Mark Dowd published a paper [here] recently called “Application-Specific Attacks: Leveraging the ActionScript Virtual Machine”; that has excited researchers [here]. In it Mark points out techniques that promise to open up a class of exploits and vulnerability research previously thought to be prohibitively difficult, in other words exploiting Null Pointers.

But what are Null Pointers to start with? A Null Pointer is simply a pointer with a value of zero. It is considered an error to dereference a null pointer. In C terms think of malloc, the C function that allocates chunks of memory for programs to work with. When malloc fails, it returns NULL. According to many a university lecturers, their students are meant to check for that value, because malloc can fail at absolutely any time, and it makes sense since their code is not the only program claiming memory. Unfortunately the reality is far from it.

You can read an excellent technical write-up on Dowd’s hardcore exploit by Thomas Ptacek (of Matasano) blog [here].

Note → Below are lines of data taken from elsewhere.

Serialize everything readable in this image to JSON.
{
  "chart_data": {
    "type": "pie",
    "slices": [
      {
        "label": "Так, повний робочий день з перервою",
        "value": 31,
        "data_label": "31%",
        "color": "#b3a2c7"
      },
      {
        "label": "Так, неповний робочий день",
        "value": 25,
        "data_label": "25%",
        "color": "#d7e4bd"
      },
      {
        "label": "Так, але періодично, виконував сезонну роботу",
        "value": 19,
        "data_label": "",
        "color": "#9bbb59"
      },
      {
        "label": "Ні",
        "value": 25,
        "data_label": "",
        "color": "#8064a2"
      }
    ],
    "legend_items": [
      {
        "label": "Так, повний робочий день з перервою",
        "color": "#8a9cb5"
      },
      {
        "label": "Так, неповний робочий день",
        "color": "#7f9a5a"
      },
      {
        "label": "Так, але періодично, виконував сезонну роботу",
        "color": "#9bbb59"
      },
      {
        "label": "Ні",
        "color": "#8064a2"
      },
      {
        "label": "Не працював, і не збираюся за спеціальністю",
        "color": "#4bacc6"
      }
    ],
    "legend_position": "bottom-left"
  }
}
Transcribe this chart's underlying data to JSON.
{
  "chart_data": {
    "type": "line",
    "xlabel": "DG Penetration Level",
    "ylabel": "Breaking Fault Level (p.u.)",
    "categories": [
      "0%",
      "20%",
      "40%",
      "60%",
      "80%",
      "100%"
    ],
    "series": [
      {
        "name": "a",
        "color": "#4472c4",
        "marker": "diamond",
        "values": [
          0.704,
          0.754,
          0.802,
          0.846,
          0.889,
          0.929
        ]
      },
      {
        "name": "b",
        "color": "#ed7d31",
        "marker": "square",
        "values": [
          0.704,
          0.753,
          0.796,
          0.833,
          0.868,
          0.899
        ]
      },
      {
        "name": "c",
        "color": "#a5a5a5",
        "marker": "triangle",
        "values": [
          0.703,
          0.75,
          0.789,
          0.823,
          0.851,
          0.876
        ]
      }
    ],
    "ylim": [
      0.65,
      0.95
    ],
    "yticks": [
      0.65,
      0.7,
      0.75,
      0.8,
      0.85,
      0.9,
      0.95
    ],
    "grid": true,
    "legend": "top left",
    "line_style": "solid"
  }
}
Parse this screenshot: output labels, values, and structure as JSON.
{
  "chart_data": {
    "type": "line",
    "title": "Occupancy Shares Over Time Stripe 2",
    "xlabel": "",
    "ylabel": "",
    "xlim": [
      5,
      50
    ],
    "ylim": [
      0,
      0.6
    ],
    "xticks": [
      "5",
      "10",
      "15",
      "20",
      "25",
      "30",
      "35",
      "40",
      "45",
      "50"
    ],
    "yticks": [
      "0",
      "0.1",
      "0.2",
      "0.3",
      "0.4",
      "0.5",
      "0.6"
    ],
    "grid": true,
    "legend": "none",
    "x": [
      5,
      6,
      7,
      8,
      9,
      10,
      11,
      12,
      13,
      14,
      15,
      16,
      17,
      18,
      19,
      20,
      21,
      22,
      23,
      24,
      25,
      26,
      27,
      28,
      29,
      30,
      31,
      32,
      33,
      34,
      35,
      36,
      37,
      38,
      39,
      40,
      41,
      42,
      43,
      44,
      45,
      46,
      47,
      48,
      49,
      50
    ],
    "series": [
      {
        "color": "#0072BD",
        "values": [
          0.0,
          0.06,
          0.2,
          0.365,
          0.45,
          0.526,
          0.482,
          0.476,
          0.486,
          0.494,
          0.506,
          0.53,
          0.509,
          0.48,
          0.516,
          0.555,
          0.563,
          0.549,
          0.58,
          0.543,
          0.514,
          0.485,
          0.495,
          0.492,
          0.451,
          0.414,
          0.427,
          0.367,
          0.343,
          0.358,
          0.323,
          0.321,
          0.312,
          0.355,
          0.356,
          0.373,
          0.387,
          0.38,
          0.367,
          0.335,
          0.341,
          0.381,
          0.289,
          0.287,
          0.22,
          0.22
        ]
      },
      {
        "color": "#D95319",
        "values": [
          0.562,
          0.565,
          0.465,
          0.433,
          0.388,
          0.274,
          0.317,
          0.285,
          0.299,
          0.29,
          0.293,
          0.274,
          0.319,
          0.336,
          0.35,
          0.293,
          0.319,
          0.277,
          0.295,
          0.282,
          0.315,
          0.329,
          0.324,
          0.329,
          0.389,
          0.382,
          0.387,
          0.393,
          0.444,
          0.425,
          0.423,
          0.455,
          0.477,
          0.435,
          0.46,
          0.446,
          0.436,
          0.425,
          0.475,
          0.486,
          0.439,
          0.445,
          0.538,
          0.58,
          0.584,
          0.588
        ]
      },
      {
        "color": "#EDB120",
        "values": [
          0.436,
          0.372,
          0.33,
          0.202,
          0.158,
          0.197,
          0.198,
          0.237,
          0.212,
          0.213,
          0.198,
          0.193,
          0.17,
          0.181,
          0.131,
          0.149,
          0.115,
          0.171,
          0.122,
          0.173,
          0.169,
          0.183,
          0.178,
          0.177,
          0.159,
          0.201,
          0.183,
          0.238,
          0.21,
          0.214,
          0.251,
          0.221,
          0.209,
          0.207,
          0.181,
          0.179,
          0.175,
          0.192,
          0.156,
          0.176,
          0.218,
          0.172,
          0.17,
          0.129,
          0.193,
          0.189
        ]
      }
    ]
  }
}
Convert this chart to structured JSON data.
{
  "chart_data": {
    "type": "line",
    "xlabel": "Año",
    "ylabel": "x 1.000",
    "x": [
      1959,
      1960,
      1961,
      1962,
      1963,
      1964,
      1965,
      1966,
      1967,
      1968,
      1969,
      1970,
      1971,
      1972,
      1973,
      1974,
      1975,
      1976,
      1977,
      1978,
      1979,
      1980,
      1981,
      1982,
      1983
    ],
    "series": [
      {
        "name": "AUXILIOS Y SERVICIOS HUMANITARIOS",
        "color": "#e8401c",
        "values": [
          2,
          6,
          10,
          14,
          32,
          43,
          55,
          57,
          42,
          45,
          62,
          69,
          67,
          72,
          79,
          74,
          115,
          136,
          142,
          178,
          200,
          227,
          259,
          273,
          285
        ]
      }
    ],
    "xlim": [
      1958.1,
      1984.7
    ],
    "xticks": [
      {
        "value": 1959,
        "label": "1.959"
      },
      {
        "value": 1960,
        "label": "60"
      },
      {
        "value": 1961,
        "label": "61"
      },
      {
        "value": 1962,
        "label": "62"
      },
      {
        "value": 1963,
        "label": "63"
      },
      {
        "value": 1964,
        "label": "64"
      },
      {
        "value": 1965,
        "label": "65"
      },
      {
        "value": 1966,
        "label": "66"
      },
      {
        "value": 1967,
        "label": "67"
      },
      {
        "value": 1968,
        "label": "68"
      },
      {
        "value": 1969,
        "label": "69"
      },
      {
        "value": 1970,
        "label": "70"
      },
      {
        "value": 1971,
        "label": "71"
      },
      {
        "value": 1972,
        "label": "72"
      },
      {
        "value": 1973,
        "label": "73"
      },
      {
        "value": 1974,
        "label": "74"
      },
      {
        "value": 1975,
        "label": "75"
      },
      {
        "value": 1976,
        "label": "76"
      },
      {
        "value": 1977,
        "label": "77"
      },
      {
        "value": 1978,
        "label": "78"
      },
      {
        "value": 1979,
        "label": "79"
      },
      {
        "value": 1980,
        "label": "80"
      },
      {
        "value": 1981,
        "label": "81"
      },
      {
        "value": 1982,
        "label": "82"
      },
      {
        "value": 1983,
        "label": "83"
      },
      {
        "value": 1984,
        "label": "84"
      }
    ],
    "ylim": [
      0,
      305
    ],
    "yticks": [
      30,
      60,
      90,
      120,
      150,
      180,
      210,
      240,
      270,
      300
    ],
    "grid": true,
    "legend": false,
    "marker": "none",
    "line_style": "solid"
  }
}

There is an old saying, “Give a man a fish and you fed him for a day; teach him how to fish and you fed him for a life”*. In other words as long as we keep forcing developers to correct their mistakes but ignore teaching them, and them memorising, how to code properly we’ll always get into a similar situations - yes, kudos to Mark Dowd for doing something neat like this but then again, nothing to look here, move along.

It wont take long before businesses use this for fear-mongering and publicity stunts, to sell more products, more services and ensure us all that their product/service offers all the guarantees that corporations need. [read the Update!]

* For transparency I must include the following saying as well, “Give a man a fish and you fed him for a day. But if you knock him down and take his fish, you can sell it and buy some weed.”

UPDATE: IT security software specialist Tier-3 says that a report on Slashdot regarding Flash vulnerabilities indicates that null pointer security flaws could be here to stay and quickly evolve into the next big thing in hacking exploits.

Tier-3’s, CTO, Geoff Sweeney agrees, “We have been monitoring this for some time and confirm that null pointer security flaws are exploitable and could quickly replace buffer overflows as the next big threat. Buffer overflows are of course still an issue, but they are a problem that has been tackled by the industry for many years. Null pointer de-referencing has not received anywhere near the same level of attention, which means that users need to be more vigilant than ever.”